Crispino assolto dall’inquinamento, condannato per violazioni amministrative: la svolta.

La vicenda legale che coinvolge Giorgio Crispino, amministratore delegato della casa di cura Villa Aurora, si è conclusa con un quadro giudiziario complesso e articolato, segnando una svolta significativa rispetto alle accuse iniziali.

Crispino è stato assolto dall’ipotesi di inquinamento ambientale, una contestazione che, originariamente, aveva portato al sequestro preventivo del ramo d’azienda riconducibile alla struttura sanitaria.
La sentenza, emessa dal giudice unico di Reggio Calabria Giovanna Sergi, ha invece riconosciuto la sua responsabilità per violazioni amministrative minori: l’assenza di autorizzazione all’allaccio alla rete idrica e il deposito temporaneo di rifiuti in spazi pubblici.
Questa condanna, limitata a otto mesi di reclusione con pena sospesa, è stata contestata dai legali di Crispino, Paolo Perrone e Adolfo Cavaliere, che hanno prontamente annunciato l’intenzione di presentare appello.
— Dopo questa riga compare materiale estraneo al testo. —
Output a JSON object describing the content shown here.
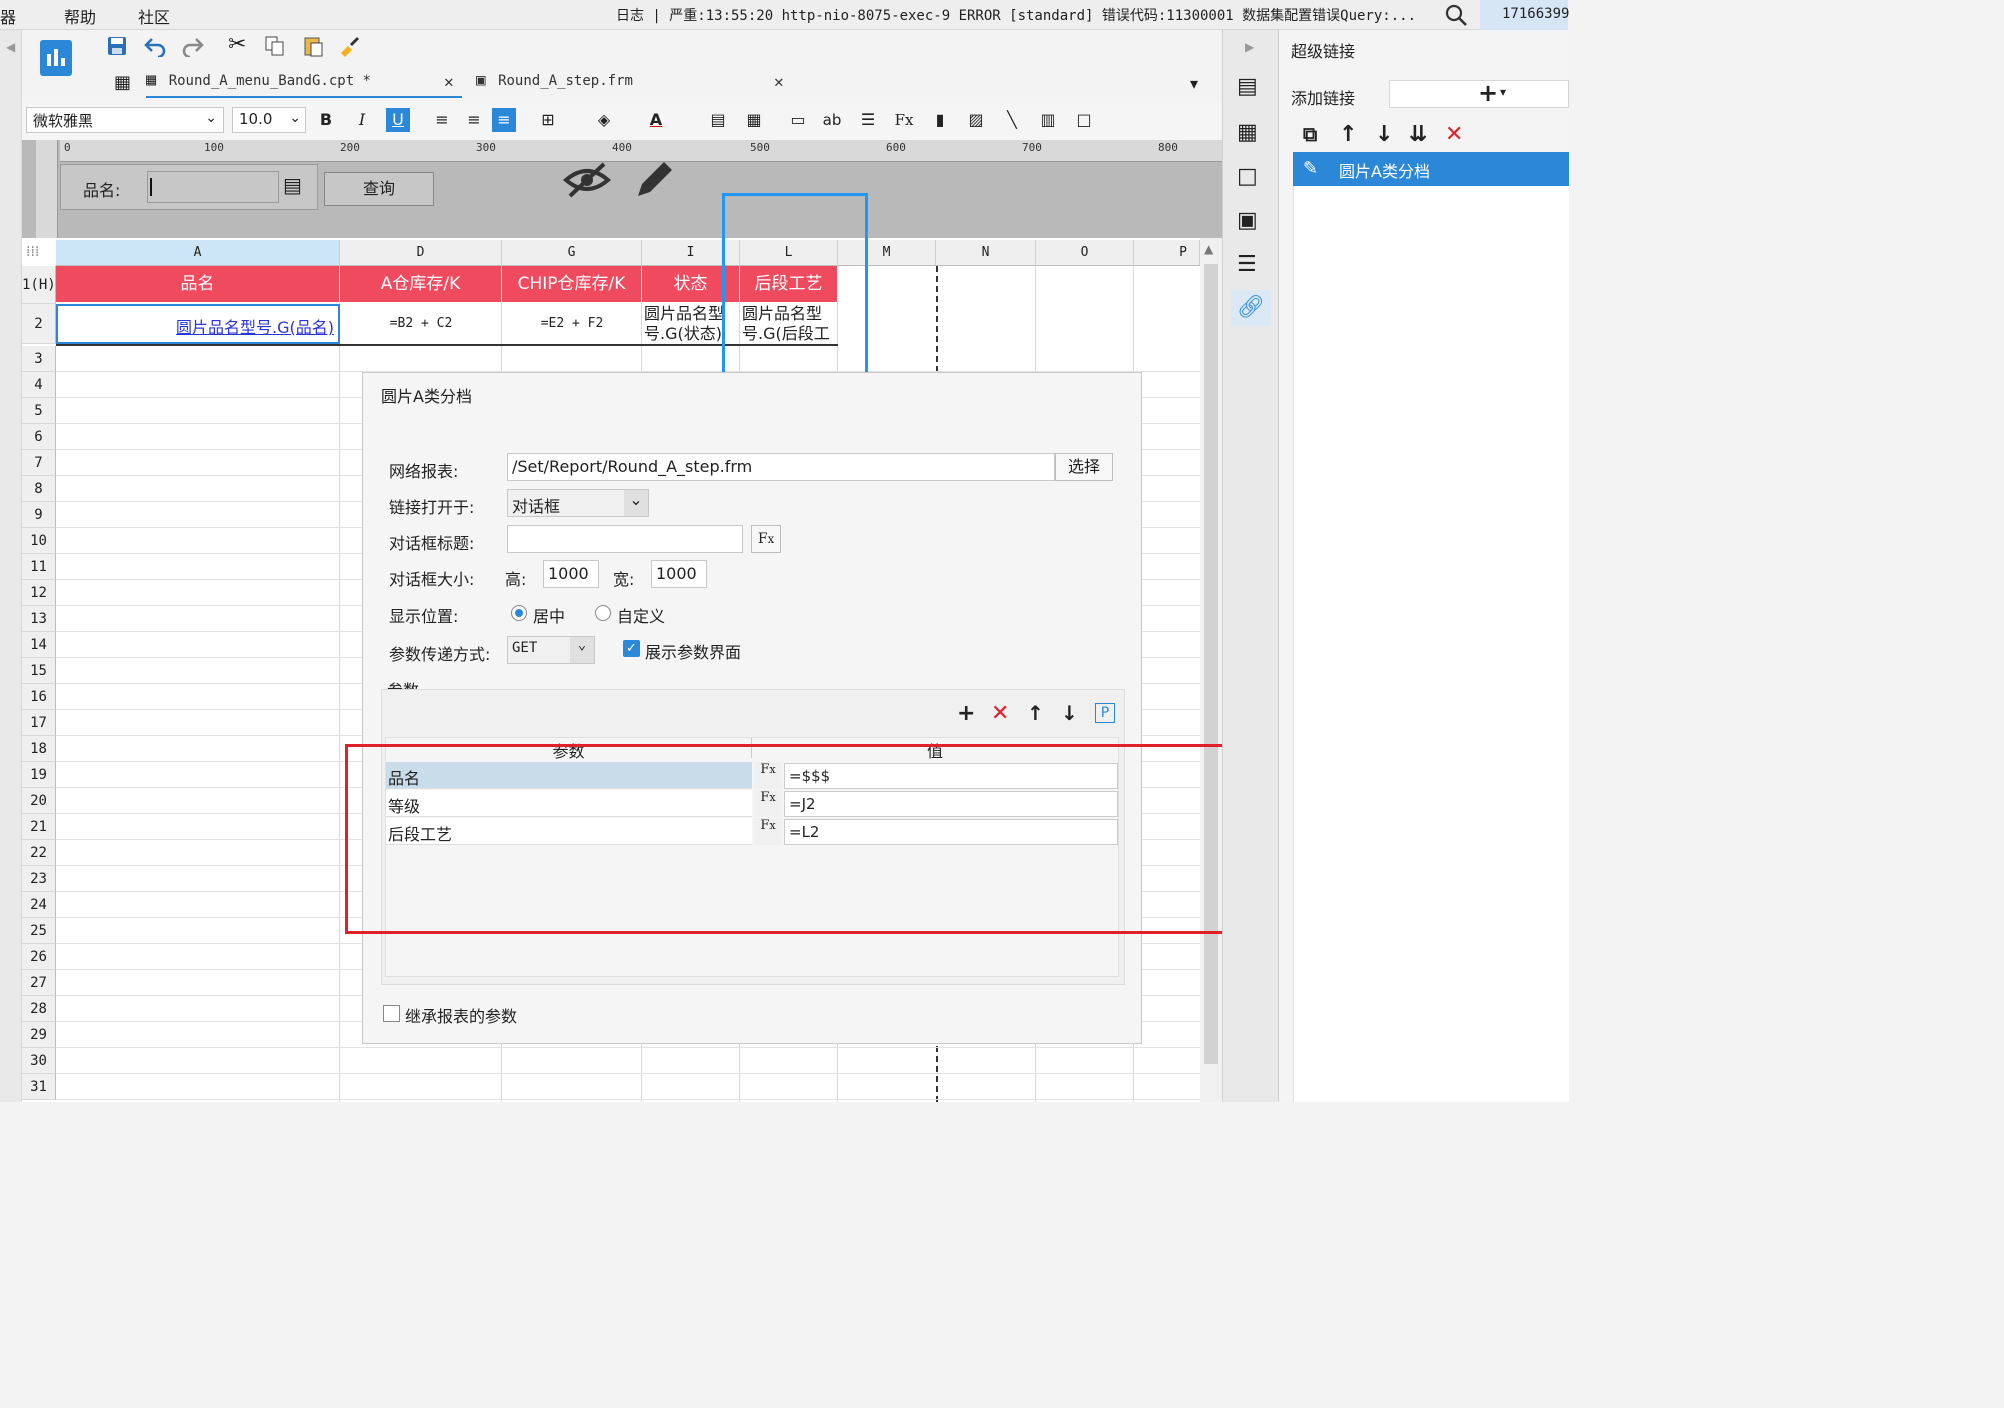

L’inchiesta, innescata da un incendio accidentale di rifiuti nei pressi di Villa Aurora, aveva portato alla luce pratiche di gestione dei rifiuti che sollevavano seri interrogativi sulla conformità alle normative ambientali.

L’intervento delle volanti, allertati dall’incendio, aveva rivelato la presenza di materiale sanitario, alimentando l’ipotesi di una sistematica violazione delle disposizioni relative alla gestione dei rifiuti speciali.
Nella fase preliminare del procedimento, l’elenco degli indagati era più ampio, includendo la moglie di Crispino, Bruna Scornaienchi, direttrice responsabile della casa di cura, la responsabile amministrativa Maria Grazia Germanò e il direttore sanitario Gaetano Topa.
Questi ultimi, a differenza di Crispino, hanno optato per il rito ordinario.
L’accusa originaria ipotizzava una serie di atti criminosi coordinati, finalizzati a compromettere la qualità delle acque, la flora e la fauna marina.
Tuttavia, il giudice Sergi, valutando le prove presentate dalla difesa, rappresentata dagli avvocati Aldo Labate, Domenico Ruggero e Paolo Perrone, ha accolto le richieste di proscioglimento per tutti e tre gli imputati, formulando l’assoluzione con la formula “il fatto non sussiste” e dichiarando l’assenza di responsabilità per la mancata commissione del fatto.

Questo esito ha contribuito alla revoca del sequestro preventivo, disposta dal Tribunale del Riesame su istanza dei difensori, aprendo la strada a un’ulteriore fase di contestazione legale.
La vicenda evidenzia la complessità delle indagini ambientali e la necessità di un’analisi approfondita delle prove, soprattutto quando si tratta di contestazioni di natura penale.
L’assoluzione dall’accusa di inquinamento, pur rimanendo la condanna per le violazioni amministrative, rappresenta un elemento cruciale nella ricostruzione della vicenda e nella difesa della reputazione dell’amministratore delegato e della struttura sanitaria coinvolta.

Il futuro legale dipenderà ora dall’esito dell’appello contro la condanna per le violazioni amministrative.